One of the differences between VHIS and general medical insurance is that the former will cover computed tomography (CT scan), magnetic resonance imaging (MRI scan), and position emission tomography (PET scan) that are recommended by registered doctors though the protection varies among the 28 plans – 4 plans would reimburse all costs while the rest have set the upper limits from $20,000 to $60,000. In general the insured (Flexi Plans) are required to bear 30% of the costs.

While the basic benefits are similar with those of the Standard Plans, most Flexi Plans provide enhanced benefit items such as kidney dialysis, emergency outpatient treatment, private nursing, hospital companion bed, etc. But the plans differ in their enhanced benefit items and benefit limits, consumers should choose according to their needs with due care. 

Given to the numerous plans in the market, consumers who are considering to re-insure or renew their existing health insurance plans to VHIS should be mindful. Policyholders wishing to change their general medical insurance to VHIS Certified Plan may be subject to re-underwriting and required to disclose the latest health conditions. Consumers should pay attention in the course of policy migration, if the insurers reject the migration application, or the insured disagree with the re-underwriting results, the insured can continue to have the protection provided by their existing policies. 

General medical insurance policyholders should be aware of policy migration arrangements offered by their insurers to convert their current policies with VHIS features incorporated to VHIS Certified Plans. If an existing policy provides renewal guarantee, the insurer can directly renew the existing policy into VHIS Certified Plan at policy renew without re-underwriting. 
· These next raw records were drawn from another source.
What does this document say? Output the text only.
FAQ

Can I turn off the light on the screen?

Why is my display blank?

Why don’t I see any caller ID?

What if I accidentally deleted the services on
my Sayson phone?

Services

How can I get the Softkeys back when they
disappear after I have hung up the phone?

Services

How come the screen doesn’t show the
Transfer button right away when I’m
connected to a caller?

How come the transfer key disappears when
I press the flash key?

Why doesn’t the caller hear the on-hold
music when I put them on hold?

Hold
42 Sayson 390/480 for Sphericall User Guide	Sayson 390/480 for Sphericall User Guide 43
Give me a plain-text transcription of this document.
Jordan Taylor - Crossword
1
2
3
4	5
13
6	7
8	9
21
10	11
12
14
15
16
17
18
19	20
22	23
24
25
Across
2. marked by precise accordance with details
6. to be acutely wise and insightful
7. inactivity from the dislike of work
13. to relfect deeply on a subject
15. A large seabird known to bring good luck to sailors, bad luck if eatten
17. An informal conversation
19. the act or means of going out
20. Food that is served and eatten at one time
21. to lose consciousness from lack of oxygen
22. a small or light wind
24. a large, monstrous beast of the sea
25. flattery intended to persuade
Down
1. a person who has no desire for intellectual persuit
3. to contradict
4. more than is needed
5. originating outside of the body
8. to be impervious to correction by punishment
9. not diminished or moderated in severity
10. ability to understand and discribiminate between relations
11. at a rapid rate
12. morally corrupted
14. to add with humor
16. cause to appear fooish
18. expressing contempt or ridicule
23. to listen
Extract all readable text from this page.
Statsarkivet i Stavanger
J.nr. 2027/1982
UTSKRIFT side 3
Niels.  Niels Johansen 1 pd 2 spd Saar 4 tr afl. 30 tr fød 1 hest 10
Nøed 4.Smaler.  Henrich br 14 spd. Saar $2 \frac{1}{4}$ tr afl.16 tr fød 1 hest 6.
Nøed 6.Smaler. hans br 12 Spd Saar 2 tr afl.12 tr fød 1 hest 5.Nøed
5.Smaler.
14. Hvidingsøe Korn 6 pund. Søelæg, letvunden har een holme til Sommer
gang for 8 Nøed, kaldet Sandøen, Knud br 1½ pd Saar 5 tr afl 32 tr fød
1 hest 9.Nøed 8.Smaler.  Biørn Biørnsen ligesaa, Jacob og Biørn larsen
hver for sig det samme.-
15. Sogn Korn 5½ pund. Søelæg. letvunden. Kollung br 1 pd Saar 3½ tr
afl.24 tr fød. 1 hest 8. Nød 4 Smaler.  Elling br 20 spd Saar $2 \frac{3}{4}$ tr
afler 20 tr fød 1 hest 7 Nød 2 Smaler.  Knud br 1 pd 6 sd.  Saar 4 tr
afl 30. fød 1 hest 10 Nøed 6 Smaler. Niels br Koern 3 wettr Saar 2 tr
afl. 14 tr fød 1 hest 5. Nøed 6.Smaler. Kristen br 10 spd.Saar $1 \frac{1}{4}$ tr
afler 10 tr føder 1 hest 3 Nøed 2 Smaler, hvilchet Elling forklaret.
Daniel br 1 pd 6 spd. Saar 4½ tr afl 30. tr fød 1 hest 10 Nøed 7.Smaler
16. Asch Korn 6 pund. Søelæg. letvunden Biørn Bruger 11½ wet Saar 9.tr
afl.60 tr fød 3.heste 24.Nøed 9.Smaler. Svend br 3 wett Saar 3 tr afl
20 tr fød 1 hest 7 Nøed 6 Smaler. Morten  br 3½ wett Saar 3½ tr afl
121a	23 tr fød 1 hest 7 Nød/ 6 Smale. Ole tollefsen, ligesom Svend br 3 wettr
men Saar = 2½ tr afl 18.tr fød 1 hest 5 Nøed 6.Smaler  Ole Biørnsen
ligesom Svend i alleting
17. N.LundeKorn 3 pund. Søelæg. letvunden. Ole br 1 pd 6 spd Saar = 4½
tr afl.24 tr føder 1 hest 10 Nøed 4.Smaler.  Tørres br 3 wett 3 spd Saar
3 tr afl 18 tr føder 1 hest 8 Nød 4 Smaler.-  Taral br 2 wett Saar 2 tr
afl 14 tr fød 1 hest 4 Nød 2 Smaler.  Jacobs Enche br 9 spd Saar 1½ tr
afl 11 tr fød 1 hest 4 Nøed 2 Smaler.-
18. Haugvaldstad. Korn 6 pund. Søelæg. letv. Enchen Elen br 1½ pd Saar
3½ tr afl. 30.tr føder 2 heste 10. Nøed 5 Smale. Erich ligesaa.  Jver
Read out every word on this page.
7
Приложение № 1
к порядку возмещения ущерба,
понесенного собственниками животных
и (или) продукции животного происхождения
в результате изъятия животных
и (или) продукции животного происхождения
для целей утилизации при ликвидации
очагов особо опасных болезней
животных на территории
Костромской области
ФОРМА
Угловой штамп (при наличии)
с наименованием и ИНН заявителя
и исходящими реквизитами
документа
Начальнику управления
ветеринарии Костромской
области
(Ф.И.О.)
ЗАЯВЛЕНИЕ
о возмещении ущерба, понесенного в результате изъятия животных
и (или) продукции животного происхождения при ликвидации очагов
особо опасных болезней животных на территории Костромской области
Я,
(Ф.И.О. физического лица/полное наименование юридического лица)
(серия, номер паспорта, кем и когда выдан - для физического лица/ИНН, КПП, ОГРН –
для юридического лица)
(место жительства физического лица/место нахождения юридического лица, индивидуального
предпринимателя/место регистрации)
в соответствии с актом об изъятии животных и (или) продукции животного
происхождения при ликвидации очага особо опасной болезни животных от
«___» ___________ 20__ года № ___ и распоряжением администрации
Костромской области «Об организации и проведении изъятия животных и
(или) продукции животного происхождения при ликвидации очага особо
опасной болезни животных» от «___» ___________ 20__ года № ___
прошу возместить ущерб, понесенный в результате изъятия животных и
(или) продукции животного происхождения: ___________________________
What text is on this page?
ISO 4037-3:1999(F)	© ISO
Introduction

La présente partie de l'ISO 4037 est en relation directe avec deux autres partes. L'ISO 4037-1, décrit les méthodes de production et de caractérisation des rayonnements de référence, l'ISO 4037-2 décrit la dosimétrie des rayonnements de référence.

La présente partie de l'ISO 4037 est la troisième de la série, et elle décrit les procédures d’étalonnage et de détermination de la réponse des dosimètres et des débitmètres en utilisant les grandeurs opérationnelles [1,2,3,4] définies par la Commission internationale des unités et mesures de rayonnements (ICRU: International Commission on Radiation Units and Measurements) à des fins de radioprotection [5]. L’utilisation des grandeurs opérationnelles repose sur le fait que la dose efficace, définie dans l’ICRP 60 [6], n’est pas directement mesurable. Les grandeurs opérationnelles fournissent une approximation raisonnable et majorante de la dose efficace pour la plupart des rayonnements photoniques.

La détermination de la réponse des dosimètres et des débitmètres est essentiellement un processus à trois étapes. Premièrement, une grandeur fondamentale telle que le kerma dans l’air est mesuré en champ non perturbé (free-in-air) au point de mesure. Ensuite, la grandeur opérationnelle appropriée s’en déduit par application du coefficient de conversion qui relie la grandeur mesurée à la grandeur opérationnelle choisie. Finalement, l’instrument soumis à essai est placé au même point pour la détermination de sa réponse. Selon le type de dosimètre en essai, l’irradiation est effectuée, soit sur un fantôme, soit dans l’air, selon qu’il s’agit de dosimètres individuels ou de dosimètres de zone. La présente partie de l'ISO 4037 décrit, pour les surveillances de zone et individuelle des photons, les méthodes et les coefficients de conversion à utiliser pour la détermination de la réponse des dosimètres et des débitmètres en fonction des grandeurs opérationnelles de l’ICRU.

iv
For consumers who are reviewing the VHIS, should pay heed to the following:

  • Appraise if your current medical insurance protection is adequate, and whether or not your financial condition could handle the additional insurance expenses;
  • Compare the existing policy with VHIS for their coverage and benefit limits, and if the current policy has already provided the sufficient protection, you may wait for the launch of VHIS Certified product similar to current policy, before giving into consideration;
  • Compare the premiums required of the existing policy and VHIS, many insurance companies eager to entice customers to purchase/migrate policies with a premium discount but the promotion is usually short-lived or comes with an expiry date. What is most important is to base your decision on affordability and financial ability; never allow the burden of premium to affect your insurance protection cover;
  • Be aware if policy migration may require re-underwriting or disclosure of your latest health conditions. If so, there is the chance that currently known existing conditions may be excluded or subject to premium surcharge, and even for unknown pre-existing conditions, the new policy may limit the protection offered in the beginning years of the policy;
  • If you wish to choose plans that provide compensation in full, be aware if they contain the choice of deductible and carefully weigh the premium required and choose only what you can bear;
  • In applying for a policy, report honestly all information as required including your health records to avoid omission or non-disclosure of information affecting your future insurance protection;
  • Take note and retain all correspondence and premium receipts from the insurance company for tax deduction purposes in future.